As novas tecnologias derivadas do Doppler tecidual colorido e da deformação longitudinal bidimensional (Global Longitudinal Strain), permitem a demonstração da presença de disfunção sistólica na amiloidose cardíaca mesmo quando ainda não pode ser avaliada pela ecocardiografia convencional, ou seja, mesmo quando a fração de ejeção ainda está normal e, além disso, também agrega valor prognóstico. Um valor de deformação longitudinal global (Global Longitudinal Strain) ≤ − 13 é o ponto de corte mais apropriado para predizer uma mortalidade maior.
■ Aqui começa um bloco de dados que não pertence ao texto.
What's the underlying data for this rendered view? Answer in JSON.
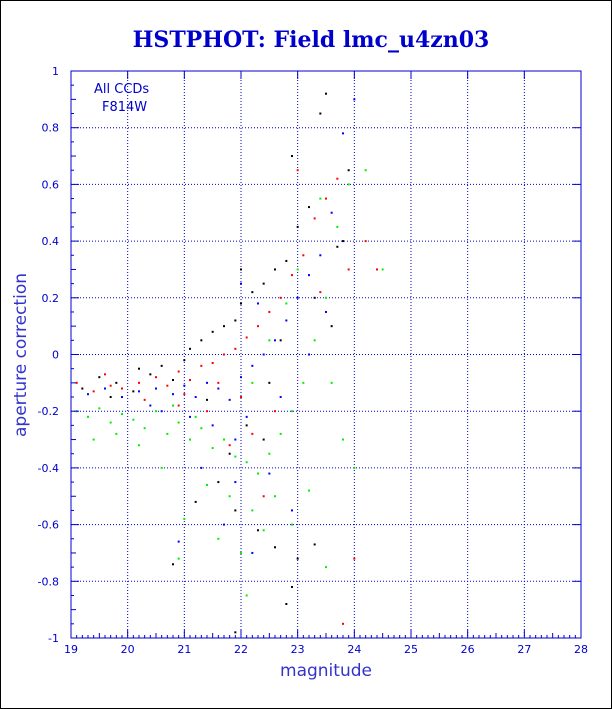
{
  "chart_data": {
    "type": "scatter",
    "title": "HSTPHOT: Field lmc_u4zn03",
    "xlabel": "magnitude",
    "ylabel": "aperture correction",
    "xlim": [
      19,
      28
    ],
    "ylim": [
      -1,
      1
    ],
    "grid": true,
    "x_ticks": [
      "19",
      "20",
      "21",
      "22",
      "23",
      "24",
      "25",
      "26",
      "27",
      "28"
    ],
    "y_ticks": [
      "-1",
      "-0.8",
      "-0.6",
      "-0.4",
      "-0.2",
      "0",
      "0.2",
      "0.4",
      "0.6",
      "0.8",
      "1"
    ],
    "annotations": [
      "All CCDs",
      "F814W"
    ],
    "series": [
      {
        "color": "#000000",
        "points": [
          [
            19.2,
            -0.12
          ],
          [
            19.5,
            -0.08
          ],
          [
            19.8,
            -0.1
          ],
          [
            20.1,
            -0.13
          ],
          [
            20.4,
            -0.07
          ],
          [
            20.6,
            -0.04
          ],
          [
            20.8,
            -0.09
          ],
          [
            21.0,
            -0.02
          ],
          [
            21.1,
            0.02
          ],
          [
            21.3,
            0.05
          ],
          [
            21.5,
            0.08
          ],
          [
            21.7,
            0.1
          ],
          [
            21.9,
            0.12
          ],
          [
            22.0,
            0.18
          ],
          [
            22.2,
            0.22
          ],
          [
            22.4,
            0.25
          ],
          [
            22.6,
            0.3
          ],
          [
            22.8,
            0.33
          ],
          [
            22.9,
            0.7
          ],
          [
            23.0,
            0.45
          ],
          [
            23.2,
            0.52
          ],
          [
            23.4,
            0.85
          ],
          [
            23.5,
            0.92
          ],
          [
            23.9,
            0.65
          ],
          [
            23.7,
            0.38
          ],
          [
            23.3,
            0.2
          ],
          [
            22.7,
            0.05
          ],
          [
            22.5,
            -0.1
          ],
          [
            22.1,
            -0.25
          ],
          [
            21.8,
            -0.35
          ],
          [
            21.6,
            -0.45
          ],
          [
            21.9,
            -0.55
          ],
          [
            22.3,
            -0.62
          ],
          [
            22.6,
            -0.68
          ],
          [
            23.0,
            -0.72
          ],
          [
            23.3,
            -0.67
          ],
          [
            22.8,
            -0.88
          ],
          [
            21.9,
            -0.98
          ],
          [
            20.8,
            -0.74
          ],
          [
            21.2,
            -0.52
          ],
          [
            22.9,
            -0.82
          ],
          [
            23.8,
            0.4
          ],
          [
            22.4,
            -0.3
          ],
          [
            21.4,
            -0.16
          ],
          [
            20.2,
            -0.05
          ],
          [
            19.7,
            -0.15
          ],
          [
            23.6,
            0.1
          ],
          [
            22.0,
            0.3
          ]
        ]
      },
      {
        "color": "#ff0000",
        "points": [
          [
            19.1,
            -0.1
          ],
          [
            19.4,
            -0.13
          ],
          [
            19.6,
            -0.07
          ],
          [
            19.9,
            -0.12
          ],
          [
            20.2,
            -0.1
          ],
          [
            20.5,
            -0.08
          ],
          [
            20.7,
            -0.11
          ],
          [
            20.9,
            -0.06
          ],
          [
            21.1,
            -0.09
          ],
          [
            21.3,
            -0.04
          ],
          [
            21.5,
            -0.03
          ],
          [
            21.7,
            0.0
          ],
          [
            21.9,
            0.02
          ],
          [
            22.1,
            0.06
          ],
          [
            22.3,
            0.1
          ],
          [
            22.5,
            0.15
          ],
          [
            22.7,
            0.2
          ],
          [
            22.9,
            0.28
          ],
          [
            23.1,
            0.35
          ],
          [
            23.3,
            0.48
          ],
          [
            23.5,
            0.55
          ],
          [
            23.7,
            0.62
          ],
          [
            23.9,
            0.3
          ],
          [
            24.2,
            0.4
          ],
          [
            24.4,
            0.3
          ],
          [
            22.6,
            -0.2
          ],
          [
            22.2,
            -0.28
          ],
          [
            21.8,
            -0.32
          ],
          [
            21.4,
            -0.2
          ],
          [
            20.9,
            -0.18
          ],
          [
            20.3,
            -0.16
          ],
          [
            19.7,
            -0.11
          ],
          [
            23.0,
            0.65
          ],
          [
            23.4,
            0.22
          ],
          [
            22.0,
            -0.15
          ],
          [
            21.6,
            -0.1
          ],
          [
            24.0,
            -0.72
          ],
          [
            23.8,
            -0.95
          ],
          [
            22.4,
            -0.5
          ],
          [
            21.0,
            -0.14
          ]
        ]
      },
      {
        "color": "#0000ff",
        "points": [
          [
            19.3,
            -0.14
          ],
          [
            19.6,
            -0.12
          ],
          [
            19.9,
            -0.15
          ],
          [
            20.2,
            -0.13
          ],
          [
            20.5,
            -0.12
          ],
          [
            20.8,
            -0.14
          ],
          [
            21.0,
            -0.11
          ],
          [
            21.2,
            -0.15
          ],
          [
            21.4,
            -0.1
          ],
          [
            21.6,
            -0.12
          ],
          [
            21.8,
            -0.16
          ],
          [
            22.0,
            -0.08
          ],
          [
            22.2,
            -0.04
          ],
          [
            22.4,
            0.0
          ],
          [
            22.6,
            0.05
          ],
          [
            22.8,
            0.12
          ],
          [
            23.0,
            0.2
          ],
          [
            23.2,
            0.28
          ],
          [
            23.4,
            0.35
          ],
          [
            23.6,
            0.5
          ],
          [
            24.0,
            0.9
          ],
          [
            23.8,
            0.78
          ],
          [
            22.3,
            0.18
          ],
          [
            22.1,
            -0.22
          ],
          [
            21.9,
            -0.3
          ],
          [
            21.5,
            -0.25
          ],
          [
            21.1,
            -0.22
          ],
          [
            20.6,
            -0.2
          ],
          [
            22.5,
            -0.42
          ],
          [
            22.9,
            -0.55
          ],
          [
            21.3,
            -0.4
          ],
          [
            21.7,
            -0.6
          ],
          [
            22.2,
            -0.7
          ],
          [
            20.9,
            -0.66
          ],
          [
            23.2,
            0.0
          ],
          [
            22.7,
            -0.15
          ],
          [
            21.9,
            -0.45
          ],
          [
            20.4,
            -0.18
          ],
          [
            23.5,
            0.15
          ],
          [
            22.0,
            0.25
          ]
        ]
      },
      {
        "color": "#00ee00",
        "points": [
          [
            19.1,
            -0.2
          ],
          [
            19.3,
            -0.22
          ],
          [
            19.5,
            -0.19
          ],
          [
            19.7,
            -0.24
          ],
          [
            19.9,
            -0.21
          ],
          [
            20.1,
            -0.23
          ],
          [
            20.3,
            -0.26
          ],
          [
            20.5,
            -0.2
          ],
          [
            20.7,
            -0.28
          ],
          [
            20.9,
            -0.24
          ],
          [
            21.1,
            -0.3
          ],
          [
            21.3,
            -0.26
          ],
          [
            21.5,
            -0.33
          ],
          [
            21.7,
            -0.3
          ],
          [
            21.9,
            -0.36
          ],
          [
            22.1,
            -0.38
          ],
          [
            22.3,
            -0.42
          ],
          [
            22.5,
            -0.35
          ],
          [
            22.7,
            -0.28
          ],
          [
            22.9,
            -0.2
          ],
          [
            23.1,
            -0.1
          ],
          [
            23.3,
            0.05
          ],
          [
            23.5,
            0.2
          ],
          [
            23.7,
            0.45
          ],
          [
            23.9,
            0.6
          ],
          [
            24.2,
            0.65
          ],
          [
            23.0,
            0.3
          ],
          [
            22.8,
            0.18
          ],
          [
            22.6,
            -0.5
          ],
          [
            22.2,
            -0.55
          ],
          [
            21.8,
            -0.5
          ],
          [
            21.4,
            -0.46
          ],
          [
            21.0,
            -0.58
          ],
          [
            20.6,
            -0.4
          ],
          [
            20.2,
            -0.32
          ],
          [
            19.8,
            -0.28
          ],
          [
            19.4,
            -0.3
          ],
          [
            23.6,
            -0.1
          ],
          [
            23.8,
            -0.3
          ],
          [
            24.0,
            -0.4
          ],
          [
            22.4,
            -0.62
          ],
          [
            22.0,
            -0.7
          ],
          [
            21.6,
            -0.65
          ],
          [
            23.2,
            -0.48
          ],
          [
            22.9,
            -0.6
          ],
          [
            23.5,
            -0.75
          ],
          [
            21.2,
            -0.22
          ],
          [
            20.8,
            -0.18
          ],
          [
            22.5,
            0.05
          ],
          [
            22.2,
            -0.1
          ],
          [
            23.4,
            0.55
          ],
          [
            24.5,
            0.3
          ],
          [
            22.1,
            -0.85
          ],
          [
            20.9,
            -0.72
          ]
        ]
      }
    ]
  }
}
Ainda que a redução da deformação longitudinal na amiloidose cardíaca seja encontrada em todos os segmentos, ela é mais acentuada nos segmentos basais e mediais e isto se deve ao fato da torção ventricular estar reduzida por causa de uma alteração na rotação basal e medial do VE, enquanto a rotação apical se mantém normal. Alguns autores consideram que uma deformação longitudinal global inferior a − 12 na presença de espessamento parietal ventricular é bastante sugestiva de amiloidose cardíaca. A deformação bidimensional longitudinal global do ventrículo direito (VD) também apresenta nos segmentos basal e medial da parede lateral do VD valores diminuídos.

 

Aumento da espessura da parede do VE, sem aumento da cavidade ventricular esquerda visualizados nos cortes  paraesternal longitudinal (A), transverso do VE (B), apical 4 câmaras (C) e apical 3 câmaras (D).

 

A: disfunção diastólica do VE com padrão restritivo de fluxo transmitral

B: fluxo venoso pulmonar com velocidades de fluxo maior na diástole do que na sístole

C e D: Doppler tecidual do anel mitral com velocidade abaixo do normal do anel mitral na diástole precoce (onda E´) tanto no anel septal (C), quanto no anel lateral (D).

 

Global Longitudinal Strain: redução da deformação longitudinal encontrada em todos os segmentos, porém mais acentuada nos segmentos basais e mediais e relativamente preservada nos segmentos apicais.

 

Bibliografia:

Patrizio Lancellotti, Bernard Cosyns. Manual de Ecocardiograma da EACVI. Supervisão da tradução por Luciano Belém. Primeira edição. Rio de Janeiro: Di Livros, 2016

Roberto M. Lang, Steven A. Goldstein Itzhak Kronzon, Bijoy K.Khandheria. Ecocardiografia Dinâmica. Tradução de Bruno Marchesi Izoton. Primeira edição. Rio de Janeiro: Elsevier, 2011.

Sharmila Dorbala, Sarah Cuddy, Rodney H. Falk . How to image Cardiac Amyloidosis. JACC 2019.

Tomás Cianciulli, Horacio Prezioso, Jorge Lax. Ecocardiografia Novas técnicas. Primeira edição. Rio de Janeiro: Revinter, 2012.

Wilson Mathias Jr, Jeane Mike Tsutsui. Primeira edição. Barueri, São Paulo: Manole, 2012.